Unless there is a really good reason for doing it the second way I would go with the first method.

Upvotes: 1

yfeldblum
yfeldblum

Reputation: 65455

You could try having two separate databases.

One is an OLTP (OnLine Transaction Processing) system which should be highly normalized so that the data model is highly correct. Report performance must not be an issue, and you would deal with non-reporting query performance with indexes/denormalization etc. on a case-by-case basis. The data model should try to match up very closely with the conceptual model.

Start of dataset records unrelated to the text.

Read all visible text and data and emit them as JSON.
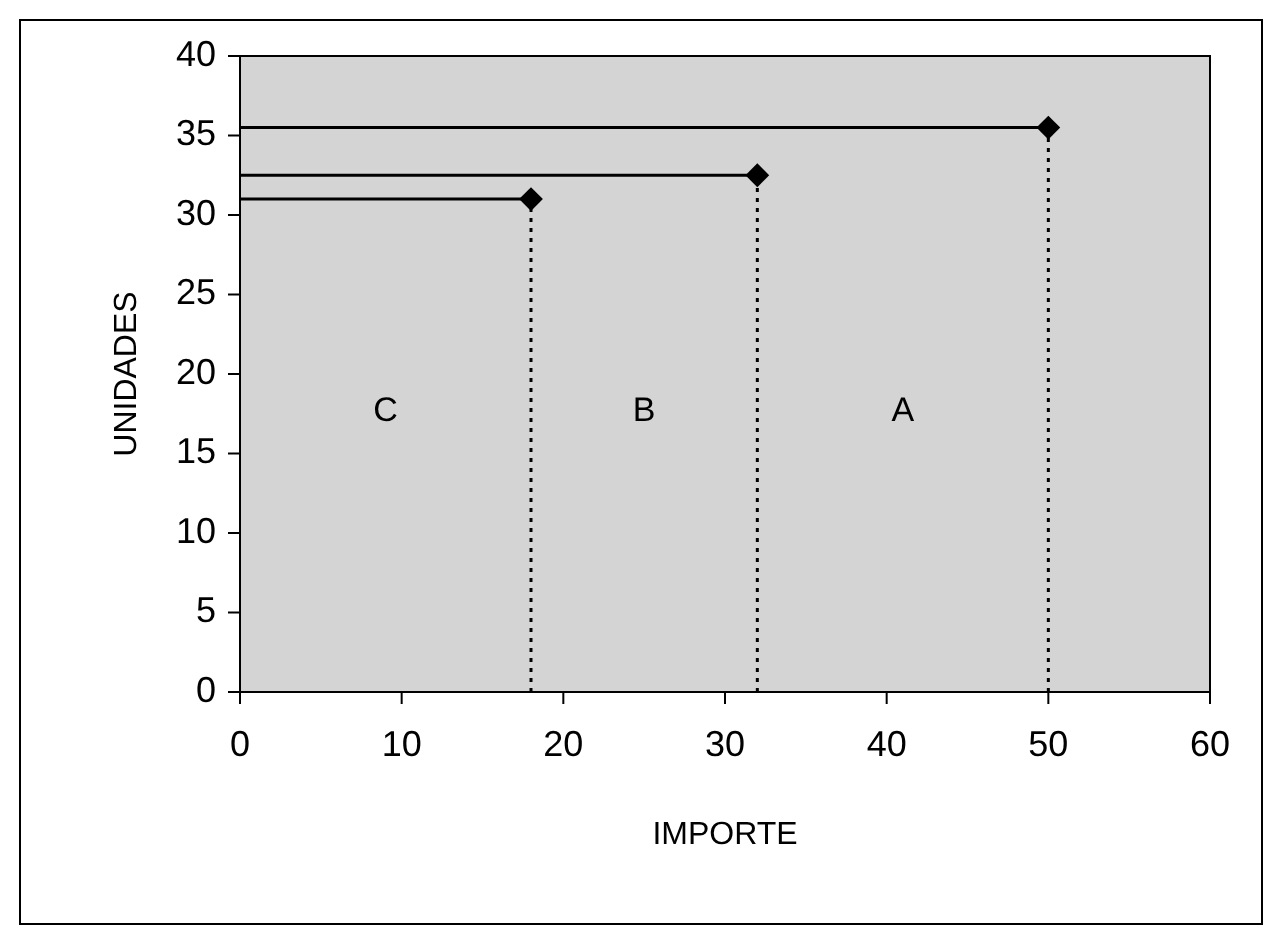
{
  "chart_data": {
    "type": "scatter",
    "xlabel": "IMPORTE",
    "ylabel": "UNIDADES",
    "xlim": [
      0,
      60
    ],
    "xticks": [
      0,
      10,
      20,
      30,
      40,
      50,
      60
    ],
    "ylim": [
      0,
      40
    ],
    "yticks": [
      0,
      5,
      10,
      15,
      20,
      25,
      30,
      35,
      40
    ],
    "grid": false,
    "marker": "diamond",
    "series": [
      {
        "color": "#000000",
        "x": [
          18,
          32,
          50
        ],
        "values": [
          31,
          32.5,
          35.5
        ]
      }
    ],
    "ref_lines": [
      {
        "axis": "y",
        "value": 31,
        "line_style": "solid"
      },
      {
        "axis": "y",
        "value": 32.5,
        "line_style": "solid"
      },
      {
        "axis": "y",
        "value": 35.5,
        "line_style": "solid"
      },
      {
        "axis": "x",
        "value": 18,
        "line_style": "dotted"
      },
      {
        "axis": "x",
        "value": 32,
        "line_style": "dotted"
      },
      {
        "axis": "x",
        "value": 50,
        "line_style": "dotted"
      }
    ],
    "annotations": [
      "C",
      "B",
      "A"
    ]
  }
}
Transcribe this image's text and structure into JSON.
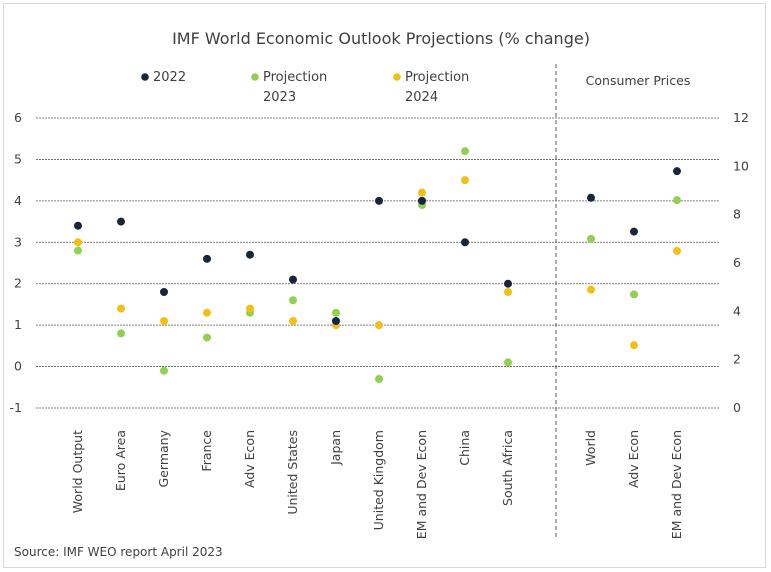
{
  "chart_data": {
    "type": "scatter",
    "title": "IMF World Economic Outlook Projections (% change)",
    "source": "Source:  IMF WEO report April 2023",
    "left_panel": {
      "categories": [
        "World Output",
        "Euro Area",
        "Germany",
        "France",
        "Adv Econ",
        "United States",
        "Japan",
        "United Kingdom",
        "EM and Dev Econ",
        "China",
        "South Africa"
      ],
      "ylim": [
        -1,
        6
      ],
      "yticks": [
        "6",
        "5",
        "4",
        "3",
        "2",
        "1",
        "0",
        "-1"
      ],
      "series": [
        {
          "name": "2022",
          "color": "#17263a",
          "values": [
            3.4,
            3.5,
            1.8,
            2.6,
            2.7,
            2.1,
            1.1,
            4.0,
            4.0,
            3.0,
            2.0
          ]
        },
        {
          "name": "Projection 2023",
          "color": "#92d050",
          "values": [
            2.8,
            0.8,
            -0.1,
            0.7,
            1.3,
            1.6,
            1.3,
            -0.3,
            3.9,
            5.2,
            0.1
          ]
        },
        {
          "name": "Projection 2024",
          "color": "#f2c014",
          "values": [
            3.0,
            1.4,
            1.1,
            1.3,
            1.4,
            1.1,
            1.0,
            1.0,
            4.2,
            4.5,
            1.8
          ]
        }
      ]
    },
    "right_panel": {
      "label": "Consumer Prices",
      "categories": [
        "World",
        "Adv Econ",
        "EM and Dev Econ"
      ],
      "ylim": [
        0,
        12
      ],
      "yticks": [
        "12",
        "10",
        "8",
        "6",
        "4",
        "2",
        "0"
      ],
      "series": [
        {
          "name": "2022",
          "color": "#17263a",
          "values": [
            8.7,
            7.3,
            9.8
          ]
        },
        {
          "name": "Projection 2023",
          "color": "#92d050",
          "values": [
            7.0,
            4.7,
            8.6
          ]
        },
        {
          "name": "Projection 2024",
          "color": "#f2c014",
          "values": [
            4.9,
            2.6,
            6.5
          ]
        }
      ]
    },
    "legend": [
      {
        "line1": "2022",
        "line2": "",
        "color": "#17263a"
      },
      {
        "line1": "Projection",
        "line2": "2023",
        "color": "#92d050"
      },
      {
        "line1": "Projection",
        "line2": "2024",
        "color": "#f2c014"
      }
    ],
    "grid": true,
    "legend_position": "top"
  }
}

The other is a Reports system which should pull data from the OLTP system periodically, and massage and rearrange that data in a way that makes report-generation easier and more performant. The data model should not try to match up too closely with the conceptual model. You should be able to regenerate all the data in the reporting database at any time from the data currently in the main database.

Upvotes: 1

Oleg
Oleg

Reputation: 1100

Choice depends on required performance. The best database is normalized database. But there could be performance issues in normalized database then you have to denormalize it. Principle "Normalize first, denormalize for performance" works well.

Upvotes: 0

ConcernedOfTunbridgeWells
ConcernedOfTunbridgeWells

Reputation: 66702

Use the former. Setting up separate tables for the specialisations will complicate your code and doesn't bring any advantages that can't be achieved in other ways. It will also massively simplify your reports.

Upvotes: 2

Dave Markle
Dave Markle

Reputation: 97831

If the tables really do have the same columns, then the former is the best way to do it. Even if they had different columns, you'd probably still want to have the common columns be in their own table, and store a type designator.

Upvotes: 1

Onorio Catenacci
Onorio Catenacci

Reputation: 15343

Another thing to consider in defining "better"--will end users be querying this data directly? Highly normalized data is difficult for end-users to work with. Of course this can be overcome with views but it's still something to think about as you're finalizing your design.

I do agree with the other two folks who answered: which form is "better" is subjective and dependent on what you're hoping to achieve. If you're hoping to achieve very quick queries that's one thing. If you're hoping to achieve high programmer productivity--that's a different goal again and possibly conflicts with quick queries.

Upvotes: 0

Stevo
Stevo

Reputation: 462

Given the description that you have given us, the answer is either.

In other words you haven't given us enough information to give a decent answer. Please describe what kind of queries you expect to perform on the data.

[Having said that, I think the answer is going to be the first one ;-) As I imaging even though they are different models, the data for each model is probably going to be quite similar.

But this is a complete guess at the moment.]

Edit: Given your updated edit, I'd say the first one definitely. As they have all the same data then they should go into the same table.